2 Responses to “My New Life, Part I: Why My Hands Smell Like a Vanilla Frappuccino”

  1. 1 mplimasol
    June 12, 2008 at 9:34 pm

    “My hands clam up, I try not to make eye contact with anyone for fear of them discovering my inadequacies, and there are a lot of big words tossed around casually that I don’t even begin to understand.”

    ha. i had to laugh at your starbucks experiences. i thought that i was the only one who thought that their menu looks like a board written in a different language by some secret society that i didn’t subscribe to. either that, or it seems i have misplaced their decoder ring…. what kills me is that my brother will still say “small,” “medium,” or “large” for the size that he desires, and the workers will look at him as if he has just thrown up gibberish down the front of his shirt. boo for nonconformity, i suppose – how easily they abandon their native english in the name of corporate.

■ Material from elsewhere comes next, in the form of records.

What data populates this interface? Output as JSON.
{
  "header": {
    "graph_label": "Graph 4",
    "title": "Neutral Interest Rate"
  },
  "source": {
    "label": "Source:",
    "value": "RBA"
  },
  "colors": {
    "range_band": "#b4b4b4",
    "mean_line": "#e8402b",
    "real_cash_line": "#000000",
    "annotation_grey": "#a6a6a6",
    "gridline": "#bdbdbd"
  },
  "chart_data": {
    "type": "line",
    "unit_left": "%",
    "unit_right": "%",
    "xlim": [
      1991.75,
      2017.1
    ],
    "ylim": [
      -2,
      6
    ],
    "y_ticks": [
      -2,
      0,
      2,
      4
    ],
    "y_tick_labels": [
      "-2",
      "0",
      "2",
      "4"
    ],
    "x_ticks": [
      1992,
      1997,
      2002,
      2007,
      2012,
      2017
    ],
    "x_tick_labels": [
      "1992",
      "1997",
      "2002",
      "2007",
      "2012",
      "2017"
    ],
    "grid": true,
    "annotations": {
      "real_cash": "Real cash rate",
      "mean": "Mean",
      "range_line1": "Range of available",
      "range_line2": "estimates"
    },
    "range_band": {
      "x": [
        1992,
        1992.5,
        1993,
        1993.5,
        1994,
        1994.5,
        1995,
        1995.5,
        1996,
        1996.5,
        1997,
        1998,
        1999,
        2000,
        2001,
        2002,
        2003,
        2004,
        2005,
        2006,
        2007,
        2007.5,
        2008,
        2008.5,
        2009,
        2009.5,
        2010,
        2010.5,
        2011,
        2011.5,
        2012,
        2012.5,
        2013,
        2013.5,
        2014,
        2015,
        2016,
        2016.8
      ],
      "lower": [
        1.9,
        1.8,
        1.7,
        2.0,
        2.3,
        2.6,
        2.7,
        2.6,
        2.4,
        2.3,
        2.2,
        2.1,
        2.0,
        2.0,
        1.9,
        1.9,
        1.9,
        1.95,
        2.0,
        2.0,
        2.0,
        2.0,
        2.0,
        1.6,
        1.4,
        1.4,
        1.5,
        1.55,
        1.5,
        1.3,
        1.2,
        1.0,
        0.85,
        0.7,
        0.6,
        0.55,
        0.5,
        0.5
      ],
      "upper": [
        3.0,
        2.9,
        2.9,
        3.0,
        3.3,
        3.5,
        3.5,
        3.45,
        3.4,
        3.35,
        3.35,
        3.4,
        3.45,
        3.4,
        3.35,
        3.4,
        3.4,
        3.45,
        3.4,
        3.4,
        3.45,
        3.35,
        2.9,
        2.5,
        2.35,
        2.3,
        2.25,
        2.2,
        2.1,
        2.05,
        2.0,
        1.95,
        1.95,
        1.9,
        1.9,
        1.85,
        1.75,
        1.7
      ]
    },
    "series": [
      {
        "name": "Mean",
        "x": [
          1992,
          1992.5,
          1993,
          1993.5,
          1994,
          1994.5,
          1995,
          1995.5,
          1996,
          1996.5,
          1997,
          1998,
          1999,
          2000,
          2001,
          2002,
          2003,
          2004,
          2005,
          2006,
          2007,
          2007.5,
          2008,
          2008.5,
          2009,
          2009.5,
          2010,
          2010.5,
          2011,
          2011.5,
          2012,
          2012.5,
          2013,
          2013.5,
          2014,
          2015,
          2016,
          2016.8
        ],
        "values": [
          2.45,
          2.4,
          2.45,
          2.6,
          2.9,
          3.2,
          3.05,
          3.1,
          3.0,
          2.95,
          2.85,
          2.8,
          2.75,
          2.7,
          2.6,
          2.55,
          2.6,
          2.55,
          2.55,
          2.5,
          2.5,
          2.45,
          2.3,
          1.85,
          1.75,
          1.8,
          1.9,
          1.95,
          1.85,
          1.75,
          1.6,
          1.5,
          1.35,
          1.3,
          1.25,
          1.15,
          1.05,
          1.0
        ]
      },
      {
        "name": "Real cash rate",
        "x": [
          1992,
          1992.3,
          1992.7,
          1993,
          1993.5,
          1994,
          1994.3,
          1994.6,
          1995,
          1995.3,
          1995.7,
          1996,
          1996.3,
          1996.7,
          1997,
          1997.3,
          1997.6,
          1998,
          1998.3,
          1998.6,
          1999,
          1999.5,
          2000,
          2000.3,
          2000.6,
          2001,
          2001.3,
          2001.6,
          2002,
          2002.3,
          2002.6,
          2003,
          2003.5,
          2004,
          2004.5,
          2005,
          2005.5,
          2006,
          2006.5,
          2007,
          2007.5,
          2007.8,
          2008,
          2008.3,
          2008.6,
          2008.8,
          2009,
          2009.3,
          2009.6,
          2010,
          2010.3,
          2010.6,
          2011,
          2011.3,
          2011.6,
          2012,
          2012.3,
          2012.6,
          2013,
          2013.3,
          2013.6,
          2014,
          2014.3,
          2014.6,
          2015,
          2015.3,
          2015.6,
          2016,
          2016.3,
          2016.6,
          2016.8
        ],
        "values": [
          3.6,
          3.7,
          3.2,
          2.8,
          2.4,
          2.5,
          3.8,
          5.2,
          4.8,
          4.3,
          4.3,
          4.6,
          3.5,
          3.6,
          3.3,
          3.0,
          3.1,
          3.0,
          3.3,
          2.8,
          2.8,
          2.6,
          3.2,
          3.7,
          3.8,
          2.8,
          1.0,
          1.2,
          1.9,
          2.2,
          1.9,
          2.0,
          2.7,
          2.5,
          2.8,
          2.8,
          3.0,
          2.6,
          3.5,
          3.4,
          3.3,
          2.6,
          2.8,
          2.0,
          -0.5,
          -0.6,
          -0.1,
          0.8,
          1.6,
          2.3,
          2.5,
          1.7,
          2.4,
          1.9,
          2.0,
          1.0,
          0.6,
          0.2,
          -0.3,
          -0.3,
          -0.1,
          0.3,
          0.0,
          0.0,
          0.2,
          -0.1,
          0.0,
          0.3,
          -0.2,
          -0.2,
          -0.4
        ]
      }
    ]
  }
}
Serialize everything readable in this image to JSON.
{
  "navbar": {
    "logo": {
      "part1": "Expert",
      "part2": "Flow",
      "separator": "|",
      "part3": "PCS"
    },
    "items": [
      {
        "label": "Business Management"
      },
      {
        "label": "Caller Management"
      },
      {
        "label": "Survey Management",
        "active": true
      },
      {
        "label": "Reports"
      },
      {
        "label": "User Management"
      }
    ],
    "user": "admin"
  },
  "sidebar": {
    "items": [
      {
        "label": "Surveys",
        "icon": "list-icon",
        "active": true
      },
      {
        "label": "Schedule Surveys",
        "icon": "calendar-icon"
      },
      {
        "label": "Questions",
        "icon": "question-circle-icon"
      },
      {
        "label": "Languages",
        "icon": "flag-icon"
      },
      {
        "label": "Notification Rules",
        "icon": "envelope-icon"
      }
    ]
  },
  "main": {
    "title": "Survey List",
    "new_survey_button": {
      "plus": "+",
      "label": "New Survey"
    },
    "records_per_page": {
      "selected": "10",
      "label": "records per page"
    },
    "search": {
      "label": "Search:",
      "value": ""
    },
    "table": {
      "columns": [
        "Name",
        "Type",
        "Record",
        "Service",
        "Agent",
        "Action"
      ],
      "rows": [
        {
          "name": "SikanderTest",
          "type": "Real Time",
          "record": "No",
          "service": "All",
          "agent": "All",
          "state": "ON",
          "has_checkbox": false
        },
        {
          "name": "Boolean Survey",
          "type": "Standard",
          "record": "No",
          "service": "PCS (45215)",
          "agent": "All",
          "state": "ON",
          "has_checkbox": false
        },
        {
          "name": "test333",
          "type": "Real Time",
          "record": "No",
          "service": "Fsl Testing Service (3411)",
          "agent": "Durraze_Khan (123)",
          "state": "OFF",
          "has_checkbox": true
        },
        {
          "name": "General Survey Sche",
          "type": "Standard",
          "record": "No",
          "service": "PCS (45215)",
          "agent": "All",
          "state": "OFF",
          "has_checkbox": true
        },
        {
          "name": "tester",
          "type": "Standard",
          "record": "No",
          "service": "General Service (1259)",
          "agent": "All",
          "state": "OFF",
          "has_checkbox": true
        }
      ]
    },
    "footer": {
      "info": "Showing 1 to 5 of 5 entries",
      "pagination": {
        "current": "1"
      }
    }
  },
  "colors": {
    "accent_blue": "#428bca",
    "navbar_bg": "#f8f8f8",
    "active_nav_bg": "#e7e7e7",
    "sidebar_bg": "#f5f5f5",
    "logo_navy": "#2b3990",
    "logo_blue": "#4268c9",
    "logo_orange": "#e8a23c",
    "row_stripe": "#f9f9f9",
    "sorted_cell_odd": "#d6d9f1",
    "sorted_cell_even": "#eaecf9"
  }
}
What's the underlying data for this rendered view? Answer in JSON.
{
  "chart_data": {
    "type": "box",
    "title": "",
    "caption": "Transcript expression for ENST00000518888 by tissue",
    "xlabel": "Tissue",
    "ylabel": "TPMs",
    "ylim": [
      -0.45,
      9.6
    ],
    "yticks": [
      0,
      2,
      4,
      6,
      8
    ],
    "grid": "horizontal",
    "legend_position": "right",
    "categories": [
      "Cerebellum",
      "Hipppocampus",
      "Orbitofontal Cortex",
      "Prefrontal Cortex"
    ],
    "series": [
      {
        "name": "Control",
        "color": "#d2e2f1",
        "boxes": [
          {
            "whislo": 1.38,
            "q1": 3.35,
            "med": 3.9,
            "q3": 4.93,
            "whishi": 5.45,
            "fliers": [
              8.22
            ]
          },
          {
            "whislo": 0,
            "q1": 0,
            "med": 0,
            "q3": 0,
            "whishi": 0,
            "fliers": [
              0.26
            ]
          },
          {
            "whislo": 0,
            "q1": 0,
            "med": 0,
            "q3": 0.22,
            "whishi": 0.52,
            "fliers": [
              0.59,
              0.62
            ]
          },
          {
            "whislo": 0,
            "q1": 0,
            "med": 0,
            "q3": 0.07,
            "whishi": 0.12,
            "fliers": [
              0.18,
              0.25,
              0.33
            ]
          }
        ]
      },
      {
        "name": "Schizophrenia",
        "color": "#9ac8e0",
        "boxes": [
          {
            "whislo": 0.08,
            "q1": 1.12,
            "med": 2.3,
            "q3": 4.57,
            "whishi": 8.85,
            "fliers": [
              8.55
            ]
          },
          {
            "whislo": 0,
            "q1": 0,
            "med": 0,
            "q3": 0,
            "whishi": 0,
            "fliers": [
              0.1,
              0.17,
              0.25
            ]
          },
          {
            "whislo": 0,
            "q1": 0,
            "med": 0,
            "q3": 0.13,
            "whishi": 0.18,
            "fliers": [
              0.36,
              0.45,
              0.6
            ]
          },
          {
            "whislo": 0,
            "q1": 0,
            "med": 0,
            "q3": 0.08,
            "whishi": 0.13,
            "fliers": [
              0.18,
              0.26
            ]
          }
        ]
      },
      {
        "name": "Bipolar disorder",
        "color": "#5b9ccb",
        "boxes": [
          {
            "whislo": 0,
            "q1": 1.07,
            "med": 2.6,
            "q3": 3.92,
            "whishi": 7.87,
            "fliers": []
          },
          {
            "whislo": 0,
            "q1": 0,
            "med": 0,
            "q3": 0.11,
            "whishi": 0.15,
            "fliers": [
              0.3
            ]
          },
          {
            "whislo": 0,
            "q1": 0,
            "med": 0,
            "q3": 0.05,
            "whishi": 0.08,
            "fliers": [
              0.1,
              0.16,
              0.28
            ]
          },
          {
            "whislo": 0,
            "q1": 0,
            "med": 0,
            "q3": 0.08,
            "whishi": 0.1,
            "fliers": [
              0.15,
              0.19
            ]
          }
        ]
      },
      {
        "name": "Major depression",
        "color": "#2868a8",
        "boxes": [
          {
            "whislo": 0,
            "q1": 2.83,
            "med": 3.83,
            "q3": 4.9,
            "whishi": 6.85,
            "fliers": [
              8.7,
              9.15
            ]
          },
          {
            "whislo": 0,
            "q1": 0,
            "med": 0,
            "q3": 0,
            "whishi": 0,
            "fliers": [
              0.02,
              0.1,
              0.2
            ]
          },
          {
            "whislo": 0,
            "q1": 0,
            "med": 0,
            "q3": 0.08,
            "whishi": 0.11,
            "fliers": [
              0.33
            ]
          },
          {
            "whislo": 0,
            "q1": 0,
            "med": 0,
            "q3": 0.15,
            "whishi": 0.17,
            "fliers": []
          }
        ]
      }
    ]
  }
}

  2. June 13, 2008 at 3:08 am

    Andy, I almost want to go out to Denver just to have you take my order for a Double Ristretto Iced Venti Whole Milk Organic 3 Pump Vanilla 2 Pump Cinnamon Dolce Extra Hot with Foam and Whipped Cream Upside Down Stirred Latte (thank you Google). i just might… leaving tomorrow for a two-week retreat in Crested Butte. Nice place in Colorado. Secondly, didn’t know you had unfastened your life from sunny California! Best of luck with everything over there!